Over in the UK, the government has decided to try to measure the nation’s happiness and wellbeing.

For happiness, they’re asking to people to answer the following questions, on a scale of 0 to 10:
• how satisfied are you with your life nowadays?
• how happy did you feel yesterday?
• how anxious did you feel yesterday?
• to what extent do you feel the things you do in your life are worthwhile?

For wellbeing, well … they’re not yet quite sure how they’re going to measure this.

The Guardian has a couple of stories on this effort today:
Happiness index planned to influence government policy
So, how do you measure wellbeing and happiness?

Anyone out there keeping track of your own happiness or wellbeing? How are you doing it? Any suggestions to pass on to those UK civil servants?

I ping myself randomly throughout the day, asking me “How happy I am right now?” from 1-10. I also record what’s making me feel good and what’s making me feel good. The idea is to measure moment-to-moment happiness as opposed to remembering happiness. For analysis, I do a simple linear regression on the tags, and I make a pie chart based on their total contribution to my happiness and unhappiness.

I feel like this is a better approach than trying to remember how I felt before. Sample life instead of memory of life! If you’re only going to ask someone once, though, I guess you’ll get more data out of a retrospection question.

[quote]I ping myself randomly throughout the day, asking me “How happy I am right now?” from 1-10. [/quote]What technical solution do you use for the pinging?

Annoyster (iPhone app) + tiny pocket notebook when I’m not at my computer, Chrome desktop notification from a page on my website + Emacs org-mode spreadsheet when I am at my computer. My friend has paid a guy to develop a simple Android app so that he can do this just with his phone, but he doesn’t want to do the tags.

Rajiv, you could be referring to another thing, but I believe that the UK is working with Gallup and Healthways on this:

The Gallup-Healthways Well-Being Index® is the first and most comprehensive monthly assessment of residents’ health and well-being in the United Kingdom. By interviewing 1,000 adults every month, the Well-Being Index provides real-time measurement and insights needed to improve health and well-being, increase productivity, and lower healthcare costs. Public and private sector leaders use data on life evaluation, physical health, emotional health, healthy behaviour, work environment, and basic access to develop and prioritise strategies to help their communities thrive and grow.

Full disclosure: I work for MeYou Health which is owned by Healthways.

A lot of what we do is measured by well-being assessments. We use a 42 question well-being assessment (created by PROChange) in our main product http://www.dailychallenge.com, and Deepak Chopra has recently been tweeting about a version that we created to run on Twitter at http://wellbeingtracker.meyouhealth.com. We also transformed the assessment into a Facebook Quiz/Zen Garden adventure: https://apps.facebook.com/pathtowellbeing/

All of these are attempts at understanding how we measure well-being, how people engage with the assessment, and how they identify with the 0-100 well-being score.

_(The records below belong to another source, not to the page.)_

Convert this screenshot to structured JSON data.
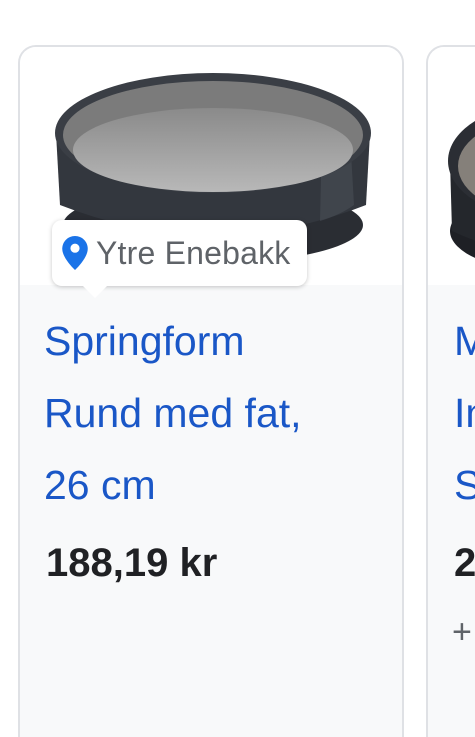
{
  "colors": {
    "title_link": "#1a57c7",
    "pin": "#1a73e8",
    "card_background": "#f8f9fa",
    "card_border": "#dfe1e5"
  },
  "cards": [
    {
      "location_icon": "location-pin-icon",
      "location": "Ytre Enebakk",
      "title_lines": [
        "Springform",
        "Rund med fat,",
        "26 cm"
      ],
      "price": "188,19 kr"
    },
    {
      "title_lines": [
        "M",
        "In",
        "S"
      ],
      "price": "2",
      "extra": "+"
    }
  ]
}
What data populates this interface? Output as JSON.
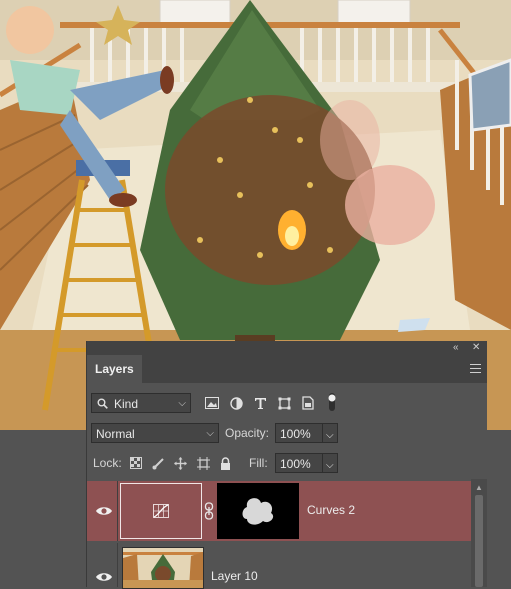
{
  "panel": {
    "title": "Layers",
    "collapse_glyph": "«",
    "close_glyph": "✕",
    "menu_icon": "panel-menu-icon"
  },
  "filter": {
    "label": "Kind",
    "icons": [
      "search-icon",
      "image-filter-icon",
      "adjustment-filter-icon",
      "type-filter-icon",
      "shape-filter-icon",
      "smart-object-filter-icon",
      "filter-toggle-icon"
    ]
  },
  "blend": {
    "mode": "Normal",
    "opacity_label": "Opacity:",
    "opacity_value": "100%",
    "lock_label": "Lock:",
    "lock_icons": [
      "lock-transparent-pixels-icon",
      "lock-image-pixels-icon",
      "lock-position-icon",
      "lock-artboard-icon",
      "lock-all-icon"
    ],
    "fill_label": "Fill:",
    "fill_value": "100%"
  },
  "layers": [
    {
      "name": "Curves 2",
      "type": "adjustment",
      "selected": true,
      "visible": true
    },
    {
      "name": "Layer 10",
      "type": "pixel",
      "selected": false,
      "visible": true
    }
  ],
  "colors": {
    "panel_bg": "#535353",
    "header_bg": "#424242",
    "selected_layer": "#8e5152",
    "field_bg": "#454545",
    "text": "#d6d6d6"
  }
}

Thanks Nick! Annoyster is just what I’ve been looking for. Finally, I can use random sampling… as long as I can stand it.

I like the idea of tagging as well. Will you be coding the tags for analysis or are they included for exploratory reasons (or both)?

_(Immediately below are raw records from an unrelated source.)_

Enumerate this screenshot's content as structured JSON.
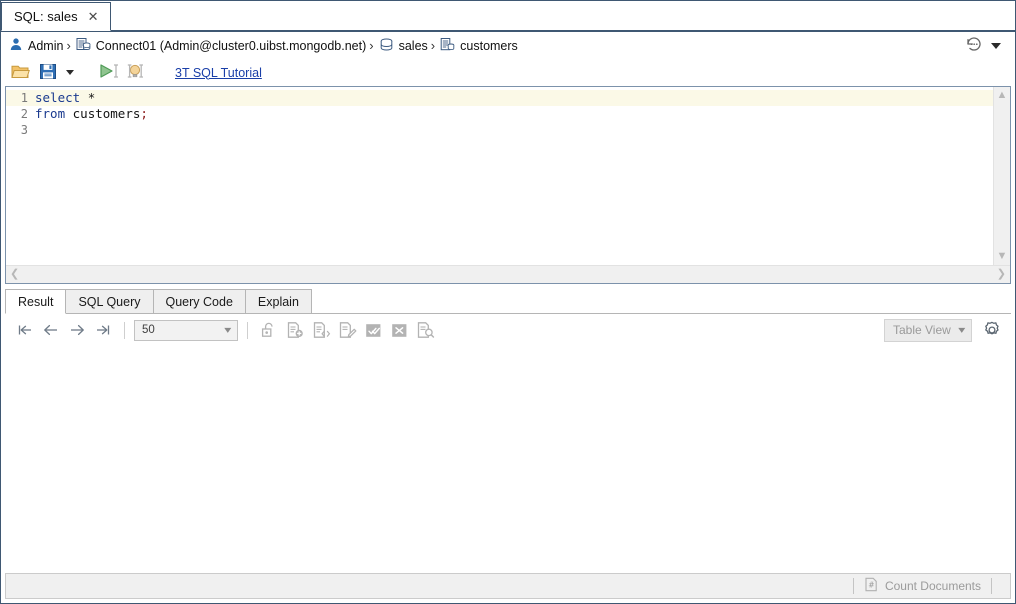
{
  "window": {
    "tab": {
      "label": "SQL: sales",
      "close_icon": "close-icon"
    }
  },
  "breadcrumb": {
    "user_icon": "user-icon",
    "user": "Admin",
    "sep": "›",
    "connection_icon": "server-icon",
    "connection": "Connect01 (Admin@cluster0.uibst.mongodb.net)",
    "database_icon": "database-icon",
    "database": "sales",
    "collection_icon": "collection-icon",
    "collection": "customers",
    "history_icon": "history-icon"
  },
  "toolbar": {
    "open_icon": "open-folder-icon",
    "save_icon": "save-icon",
    "save_dropdown_icon": "chevron-down-icon",
    "run_icon": "run-query-icon",
    "explain_icon": "lightbulb-hint-icon",
    "tutorial_link": "3T SQL Tutorial"
  },
  "editor": {
    "lines": [
      {
        "number": "1",
        "current": true,
        "tokens": [
          {
            "text": "select",
            "type": "kw"
          },
          {
            "text": " ",
            "type": "op"
          },
          {
            "text": "*",
            "type": "op"
          }
        ]
      },
      {
        "number": "2",
        "current": false,
        "tokens": [
          {
            "text": "from",
            "type": "kw"
          },
          {
            "text": " ",
            "type": "op"
          },
          {
            "text": "customers",
            "type": "ident"
          },
          {
            "text": ";",
            "type": "punct"
          }
        ]
      },
      {
        "number": "3",
        "current": false,
        "tokens": []
      }
    ],
    "scroll_up_icon": "chevron-up-icon",
    "scroll_down_icon": "chevron-down-icon",
    "scroll_left_icon": "chevron-left-icon",
    "scroll_right_icon": "chevron-right-icon",
    "cursor_icon": "text-ibeam-cursor"
  },
  "result": {
    "tabs": [
      {
        "label": "Result",
        "active": true
      },
      {
        "label": "SQL Query",
        "active": false
      },
      {
        "label": "Query Code",
        "active": false
      },
      {
        "label": "Explain",
        "active": false
      }
    ],
    "nav": {
      "first_icon": "go-first-icon",
      "prev_icon": "go-previous-icon",
      "next_icon": "go-next-icon",
      "last_icon": "go-last-icon"
    },
    "page_size": "50",
    "page_size_chevron": "chevron-down-icon",
    "actions": [
      {
        "icon": "unlock-icon",
        "name": "toggle-edit-lock-button"
      },
      {
        "icon": "add-document-icon",
        "name": "add-document-button"
      },
      {
        "icon": "clone-document-icon",
        "name": "clone-document-button"
      },
      {
        "icon": "edit-document-icon",
        "name": "edit-document-button"
      },
      {
        "icon": "confirm-changes-icon",
        "name": "confirm-changes-button"
      },
      {
        "icon": "discard-changes-icon",
        "name": "discard-changes-button"
      },
      {
        "icon": "find-document-icon",
        "name": "find-document-button"
      }
    ],
    "view_mode": "Table View",
    "view_mode_chevron": "chevron-down-icon",
    "settings_icon": "gear-icon"
  },
  "statusbar": {
    "count_documents_icon": "count-documents-icon",
    "count_documents_label": "Count Documents"
  },
  "colors": {
    "window_border": "#3f5873",
    "link": "#1a3fa8",
    "keyword": "#1a3a8f",
    "current_line": "#fbf9e7",
    "run_green": "#4f9b57",
    "bulb": "#f2d08a",
    "disabled_gray": "#9b9b9b"
  }
}
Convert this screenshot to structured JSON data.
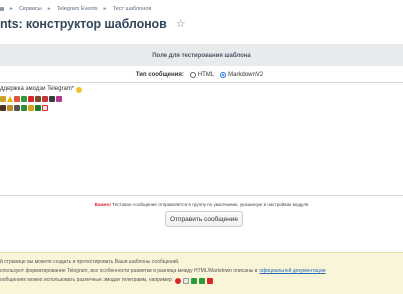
{
  "breadcrumbs": [
    "Сервисы",
    "Telegram Events",
    "Тест шаблонов"
  ],
  "page_title": "nts: конструктор шаблонов",
  "panel": {
    "header": "Поле для тестирования шаблона",
    "message_type_label": "Тип сообщения:",
    "options": [
      "HTML",
      "MarkdownV2"
    ],
    "selected": "MarkdownV2",
    "textarea_line1": "ддержка эмодзи Telegram*"
  },
  "notice": {
    "warn": "Важно!",
    "text": " Тестовое сообщение отправляется в группу по умолчанию, указанную в настройках модуля"
  },
  "submit_label": "Отправить сообщение",
  "info": {
    "line1": "й странице вы можете создать и протестировать Ваши шаблоны сообщений.",
    "line2_prefix": "спользуют форматирование Telegram, все особенности разметки и разница между HTML/Markdown описаны в",
    "line2_link": "официальной документации",
    "line3": "ообщениях можно использовать различные эмодзи телеграмм, например:"
  },
  "colors": {
    "accent": "#1a73e8",
    "warn": "#d9262c",
    "info_bg": "#f8f5d8",
    "panel_header_bg": "#e8ebee"
  }
}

I code them. Here’s one good category:

        'pyro': ['awesome underwater thermite burn earlier',
                 'awesome thermite earlier', 'out thermiting',
                 'planning to destroy kryptonite bike lock'
                 ],

Here’s a bad category:

        'eating (bad)': ['bad nutrition', 'not much food to eat',
                         'no nutrition', 'eating breakfast',
                         'ate unhealthy pizza', 'nuts in teeth', 'cupcake bloat',
                         'cheat day bloat', 'tired from food bloat', 
                         'tired from eating pizza', 'too full',
                         'mouth got nut bits', 'no good food today',
                         ],

So I can see that the effect size of “pyro” averages +1.0 / 10 happiness points, but that since it happens infrequently, its total contribution to happiness is only 0.6%. Whereas “eating (bad)” averages -0.6 / 10 but contributes 1.5% of the unhappiness.

[quote=“Trapper_Markelz, post:5, topic:166”]
Rajiv, you could be referring to another thing, but I believe that the UK is working with Gallup and Healthways on this:[/quote]

Trapper — from the news blurb on the Guardian, this new attempt seems separate from the Gallup/Healthways surveys.

One of the things that seemed nice about the 4-question happiness survey is how simple it is. Just 4 questions, easily answered. Which seems like something one could do for oneself.

Given your experience, what would you recommend to people who want to track their daily happiness?

There are quite a few apps for wearable devices that measure your overall health, but I work for a company that uses them to get emotional insights about second-to-second states of mind. To measure happiness and wellbeing, metrics like affinity (your desire to approach a situation) and engagement (how your skin conductivity sends action-signals to your decision-making centers in your brain) would be able to answer some questions you have about your state of mind.